While Bowler says incarcerated women have access to needed gender-specific services at the regional facility in Chicopee where they're now held, Barbalunga says those services can be duplicated, then exceeded, in Berkshire County, keeping women closer to their families and their lawyers.
"We believe that the families suffer, the legal representation suffers, other ancillary agencies suffer ... with the amount of time they have to put into this," he said. "We believe our economy suffers in Berkshire County, hands down. We have clinicians and counselors here that are wonderful, that had jobs removed because we sent our women to Hampden [County]."
He indicated he would make adjustments to office staffing, salaries and fuel costs to meet the needs of incarcerated women locally at the Cheshire Road facility, without increasing the budget.
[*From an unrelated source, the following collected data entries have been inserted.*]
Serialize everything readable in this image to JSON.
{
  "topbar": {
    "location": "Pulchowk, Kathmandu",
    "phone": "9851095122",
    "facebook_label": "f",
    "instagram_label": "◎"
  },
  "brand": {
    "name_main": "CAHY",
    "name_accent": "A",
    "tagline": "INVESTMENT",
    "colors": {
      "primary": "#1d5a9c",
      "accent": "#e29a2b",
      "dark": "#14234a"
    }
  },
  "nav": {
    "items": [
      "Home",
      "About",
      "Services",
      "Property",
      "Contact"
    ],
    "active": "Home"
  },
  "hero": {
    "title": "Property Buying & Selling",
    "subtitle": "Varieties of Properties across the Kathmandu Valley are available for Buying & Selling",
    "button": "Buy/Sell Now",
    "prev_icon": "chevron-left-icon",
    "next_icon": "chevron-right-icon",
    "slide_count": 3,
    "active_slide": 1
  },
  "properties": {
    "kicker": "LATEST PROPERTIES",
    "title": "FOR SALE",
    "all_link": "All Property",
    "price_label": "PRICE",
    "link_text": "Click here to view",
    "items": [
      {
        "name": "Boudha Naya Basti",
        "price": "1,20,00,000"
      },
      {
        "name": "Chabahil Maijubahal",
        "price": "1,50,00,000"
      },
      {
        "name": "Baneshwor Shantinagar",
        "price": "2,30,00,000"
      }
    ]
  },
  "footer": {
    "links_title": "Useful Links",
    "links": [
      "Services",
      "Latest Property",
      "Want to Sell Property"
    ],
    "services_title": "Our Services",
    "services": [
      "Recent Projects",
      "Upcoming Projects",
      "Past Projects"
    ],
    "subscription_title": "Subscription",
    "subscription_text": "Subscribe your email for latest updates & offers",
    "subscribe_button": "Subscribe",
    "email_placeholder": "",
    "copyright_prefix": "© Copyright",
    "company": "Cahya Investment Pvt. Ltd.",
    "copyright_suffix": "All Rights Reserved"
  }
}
"Bring them back, give them better services," he said. "And then, when we adjust to redirecting financing — whether that's a grant, or personnel movements, we will even accelerate services after that."
He also wants to stop running programs from the old jail on Second Street in Pittsfield and move them to the building on Cheshire Road.
Barbalunga sees drug treatment, education and training as building blocks for people to get jobs after incarceration.

Alfred E. "Alf" Barbalunga says the sheriff's department must help people be prepared to work after incarceration. "If they don't have a job, I don't care what you're doing up there. Nothing is going to happen. They are going to be back to crime. People need to eat, that's a basic fact. They need to take care of their kids, they need a job."
"If they don't have a job, I don't care what you're doing up there. Nothing is going to happen. They are going to be back to crime. People need to eat, that's a basic fact," he said. "They need to take care of their kids, they need a job."
Addressing the contentious tone of the race for sheriff, Barbalunga said it seems voters want candidates to be eloquent, and don't want them to "clash."
"Unfortunately, guess what, this is 2022 in America, and that ship sailed, which I can't stand. But it's illustrated by social media," he said.
He says his goal this summer, as a candidate, has been to "push out information" that illuminates what he calls "12 years of dysfunction" in the office of sheriff.
"That's one of the reasons I'm running ... I'm forced to step up," he said.